1 — 14:00 — Duality in Optimal Stopping
Optimal stopping problems, commonly encountered in financial mathematics, involve determining the most opportune time to execute an action (e.g., exercising an option) to maximize expected returns. We introduce the dual problem associated to an optimal stopping problem by way of a perturbation function. We give an intuitive interpretation of the dual problem as well as the role it plays in practice.
2 — 14:30 — Adaptive Partitioning for Chance-Constrained Problems with Finite Support
This presentation considers chance-constrained stochastic problems (CCSPs) with finite support. We present an iterative algorithm that solves a reduced size chance-constrained model. This reduced model is obtained by partitioning the scenario set and, when solved to optimality, yields a bound on the optimal objective value of the original CCSP. Moreover, the algorithm ensures finite termination at an optimal solution of the original CCSP. At the heart of the algorithm lie two fundamental operations: refinement and merging. Refinement involves splitting a subset of the partition, while merging combines two subsets. These operations are executed to enhance the bound obtained in each step of the algorithm while minimally increasing the size of the reduced model to be solved. Under mild conditions, we prove that, for specific refinement and merge operations, the bound obtained after solving each reduced model strictly improves throughout the iterative process. Furthermore, the algorithm structure allows for the seamless integration of various computational enhancements, significantly reducing the computational time required to solve the reduced chance-constrained problems. Based on theoretical arguments we also provide strategies to initialize the partition considered in the algorithm. The efficiency of the algorithm is assessed through numerical experiments. We study the impact of every component of the algorithm and compare its performance against state-of-the-art methods on chance constrained multidimensional knapsack problems.

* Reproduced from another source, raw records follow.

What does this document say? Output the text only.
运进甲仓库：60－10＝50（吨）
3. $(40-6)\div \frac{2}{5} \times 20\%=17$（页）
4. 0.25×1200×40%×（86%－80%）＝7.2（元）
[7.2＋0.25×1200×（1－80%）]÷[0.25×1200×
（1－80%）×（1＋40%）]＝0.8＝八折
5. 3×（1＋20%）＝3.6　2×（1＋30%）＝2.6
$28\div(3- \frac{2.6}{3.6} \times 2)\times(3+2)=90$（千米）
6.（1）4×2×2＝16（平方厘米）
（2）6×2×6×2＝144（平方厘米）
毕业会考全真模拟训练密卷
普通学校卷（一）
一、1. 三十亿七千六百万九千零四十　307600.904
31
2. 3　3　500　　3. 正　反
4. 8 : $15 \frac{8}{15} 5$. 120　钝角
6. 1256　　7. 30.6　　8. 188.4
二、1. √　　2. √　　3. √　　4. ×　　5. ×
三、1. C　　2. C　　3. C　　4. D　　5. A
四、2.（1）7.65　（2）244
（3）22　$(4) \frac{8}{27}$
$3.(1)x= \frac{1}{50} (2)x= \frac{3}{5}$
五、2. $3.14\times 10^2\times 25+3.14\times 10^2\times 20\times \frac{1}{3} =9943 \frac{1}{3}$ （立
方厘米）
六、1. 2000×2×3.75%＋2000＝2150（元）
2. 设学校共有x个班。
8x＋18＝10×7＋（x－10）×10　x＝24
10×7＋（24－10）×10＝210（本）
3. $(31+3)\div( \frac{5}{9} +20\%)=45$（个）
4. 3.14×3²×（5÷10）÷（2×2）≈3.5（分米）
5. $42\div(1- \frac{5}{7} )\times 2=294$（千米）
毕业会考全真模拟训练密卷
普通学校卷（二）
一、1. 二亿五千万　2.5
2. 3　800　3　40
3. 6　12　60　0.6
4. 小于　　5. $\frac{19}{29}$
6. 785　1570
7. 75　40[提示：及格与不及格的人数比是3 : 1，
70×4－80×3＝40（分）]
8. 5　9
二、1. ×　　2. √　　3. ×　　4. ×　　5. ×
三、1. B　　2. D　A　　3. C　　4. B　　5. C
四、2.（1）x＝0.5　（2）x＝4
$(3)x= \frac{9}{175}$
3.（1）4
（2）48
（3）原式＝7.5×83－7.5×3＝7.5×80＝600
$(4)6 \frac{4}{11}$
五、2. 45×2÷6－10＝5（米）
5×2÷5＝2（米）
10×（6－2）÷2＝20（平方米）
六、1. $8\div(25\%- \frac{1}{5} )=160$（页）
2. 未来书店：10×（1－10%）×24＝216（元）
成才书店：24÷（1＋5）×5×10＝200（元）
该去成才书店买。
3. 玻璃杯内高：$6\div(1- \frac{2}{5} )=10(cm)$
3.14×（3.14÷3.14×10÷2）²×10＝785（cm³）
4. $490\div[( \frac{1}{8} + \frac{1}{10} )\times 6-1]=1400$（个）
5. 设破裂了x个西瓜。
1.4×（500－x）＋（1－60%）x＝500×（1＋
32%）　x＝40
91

3 — 15:00 — Consistent Assortment Optimization under the MNL with Exogenous Data
This work investigates the Assortment Optimization Problem under the Multinomial Logit choice model in scenarios where the firm does not know the attractiveness factors associated with each product. In our model, the firm relies on exogenous data consisting of the assortments offered by other firms and random variables defining a set of conversion rates, which are multiplicative factors indicating how the products' attractiveness adopted in the external assortments differ from the respective values for the firm. The notion of optimality is nuanced in this model, so we focus on identifying consistent assortments in the sense that the assortment decisions made by the firm should not conflict with exogenous data. We investigate the structural properties and different solution techniques for the problem based on assumptions about the conversion rates. We show that the expectation-based deterministic formulation of the problem can be solved efficiently. We also study some probabilistic-constrained formulations where such problems can be recast as second-order cone programs assuming the conversion rates are normally distributed. Our results show that the model does not require unrealistically large amounts of exogenous data to deliver accurate results, thus providing evidence that our framework can be adopted in practice.
4 — 15:30 — Strong Duality in Risk-Constrained Nonconvex Functional Programming
We show that risk-constrained functional optimization problems with general integrable nonconvex instantaneous reward/constraint functions exhibit strong duality, regardless of nonconvexity. We consider risk constraints featuring convex and positively homogeneous risk measures admitting dual representations with bounded risk envelopes, generalizing expectations. Popular risk measures supported within our setting include the conditional value-at-risk (CVaR), the mean-absolute deviation (MAD, including the non-monotone case), certain distributionally robust representations and more generally all real-valued coherent risk measures on the space L1. We highlight the usefulness of our results by further discussing various generalizations of our base model, extensions for risk measures supported on Lp for p>1, implications in the context of mean-risk tradeoff models, as well as more specific applications in wireless systems resource allocation, and supervised constrained learning. Our core proof technique appears to be new and relies on risk conjugate duality in tandem with J. J. Uhl's weak extension of A. A. Lyapunov's convexity theorem for vector measures taking values in general infinite-dimensional Banach spaces.